On Tue, Jun 19, 2012 at 12:07:27PM -0500, Steve Huston wrote:
> Collecting the bindings seems like a good idea, but how do you envision
> building the bindings? You mentioned breaking the cmake dependencies. Are
> you planning to break the dependency on the cpp directory's
> CMakeLists.txt, or on cmake all together? What triggers the need to build
> the bindings when the cpp dirs change?

We wouldn't break away from cmake altogether. By that I meant that, if
we started versioning the SWIG code generated currently, then we would
not have a direct dependency from, say, the Perl bindings onto the C++
code. We could build it completely separately from C++.

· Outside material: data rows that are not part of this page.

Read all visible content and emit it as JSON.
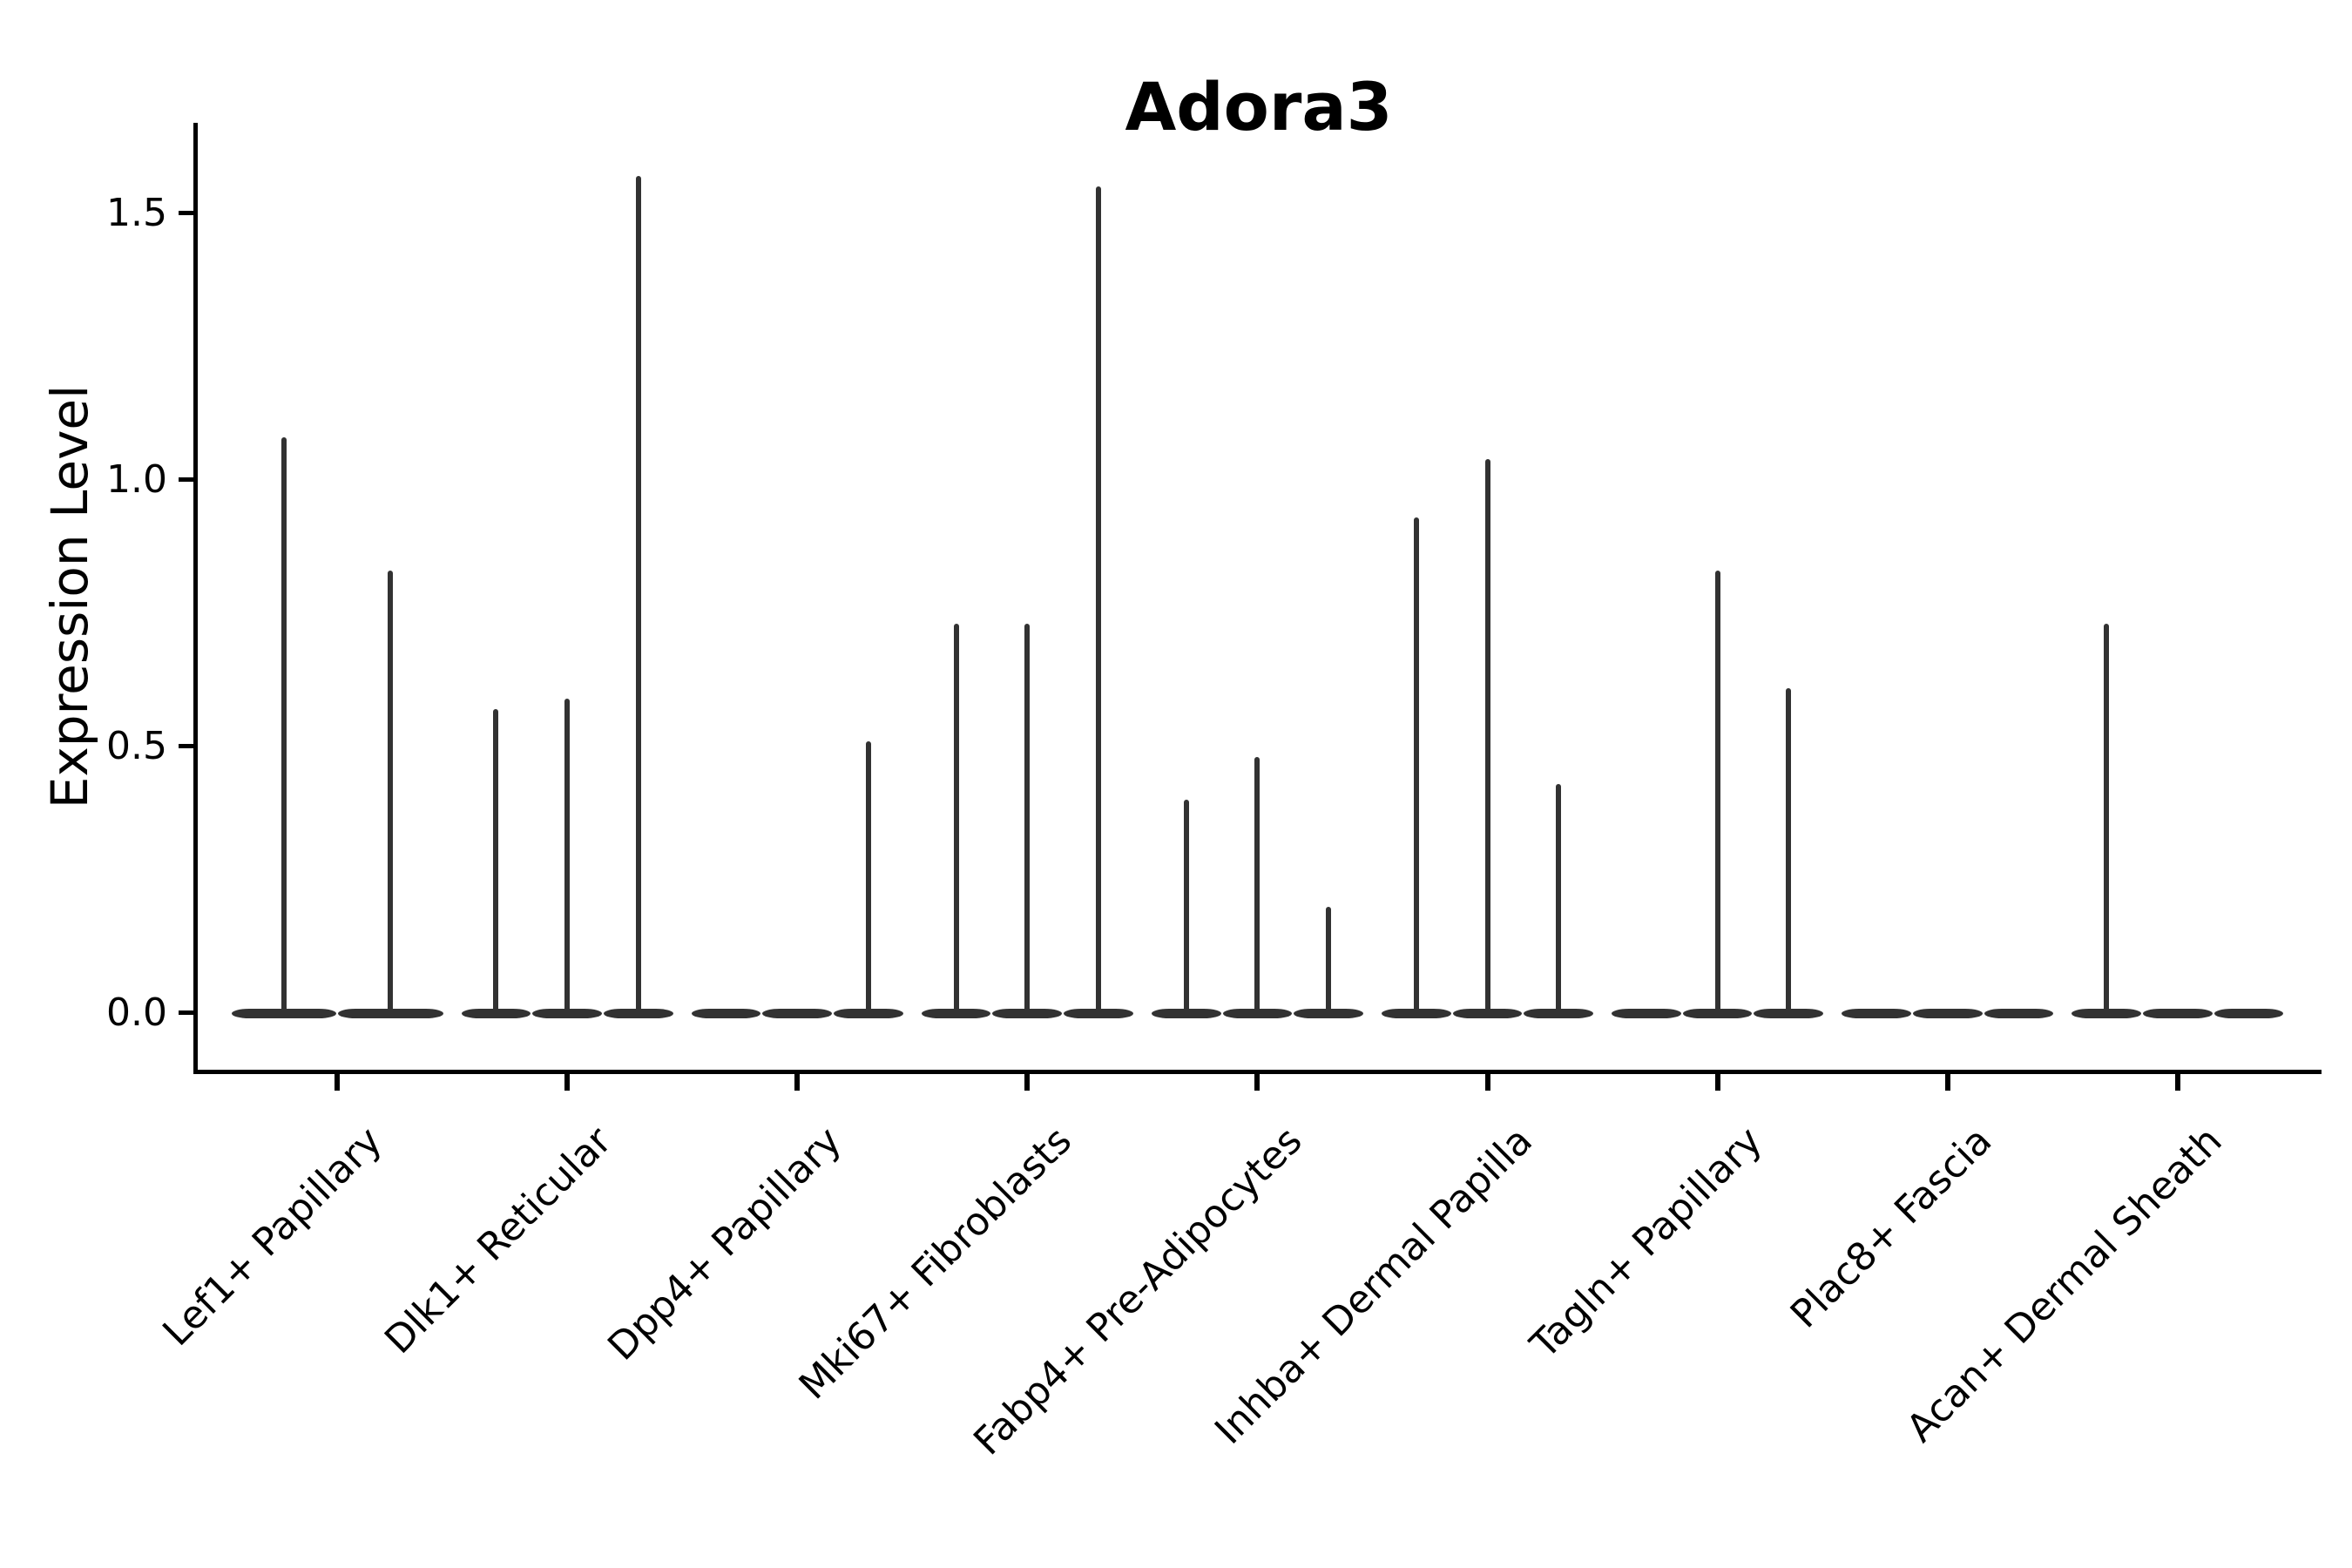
{
  "title": "Adora3",
  "axes": {
    "ylabel": "Expression Level",
    "ytick_labels": [
      "0.0",
      "0.5",
      "1.0",
      "1.5"
    ]
  },
  "chart_data": {
    "type": "violin",
    "title": "Adora3",
    "xlabel": "",
    "ylabel": "Expression Level",
    "ylim": [
      -0.11,
      1.67
    ],
    "yticks": [
      0,
      0.5,
      1.0,
      1.5
    ],
    "ytick_labels": [
      "0.0",
      "0.5",
      "1.0",
      "1.5"
    ],
    "grid": false,
    "legend": "none",
    "violin_color": "#323232",
    "note_shape": "each violin is flat at 0 with a thin central spike reaching its peak value",
    "categories": [
      {
        "label": "Lef1+ Papillary",
        "violin_peaks": [
          1.08,
          0.83
        ]
      },
      {
        "label": "Dlk1+ Reticular",
        "violin_peaks": [
          0.57,
          0.59,
          1.57
        ]
      },
      {
        "label": "Dpp4+ Papillary",
        "violin_peaks": [
          0,
          0,
          0.51
        ]
      },
      {
        "label": "Mki67+ Fibroblasts",
        "violin_peaks": [
          0.73,
          0.73,
          1.55
        ]
      },
      {
        "label": "Fabp4+ Pre-Adipocytes",
        "violin_peaks": [
          0.4,
          0.48,
          0.2
        ]
      },
      {
        "label": "Inhba+ Dermal Papilla",
        "violin_peaks": [
          0.93,
          1.04,
          0.43
        ]
      },
      {
        "label": "Tagln+ Papillary",
        "violin_peaks": [
          0,
          0.83,
          0.61
        ]
      },
      {
        "label": "Plac8+ Fascia",
        "violin_peaks": [
          0,
          0,
          0
        ]
      },
      {
        "label": "Acan+ Dermal Sheath",
        "violin_peaks": [
          0.73,
          0,
          0
        ]
      }
    ]
  }
}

And like I mentioned in my email to Andrew, I'm not sure I like that
idea. I would rather have the C++ code be its own single cmake project.
Then have either the individual language bindings each be single
projects that then depend (via cmake) on the C++ projects.

So that way I could do:

cmake ../qpid/cpp                # to build the C++ code
cmake ../qpid/bindings/qpid/perl # to build the Perl bindings, which
                                 # would in turn build C++ as needed
cmake ../qpid/bindings/qpid/ruby # ibid, for Ruby
cmake ../qpid/bindings           # build C++ then all language bindings
cmake ../qpid                    # build the world


-- 
Darryl L. Pierce, Sr. Software Engineer @ Red Hat, Inc.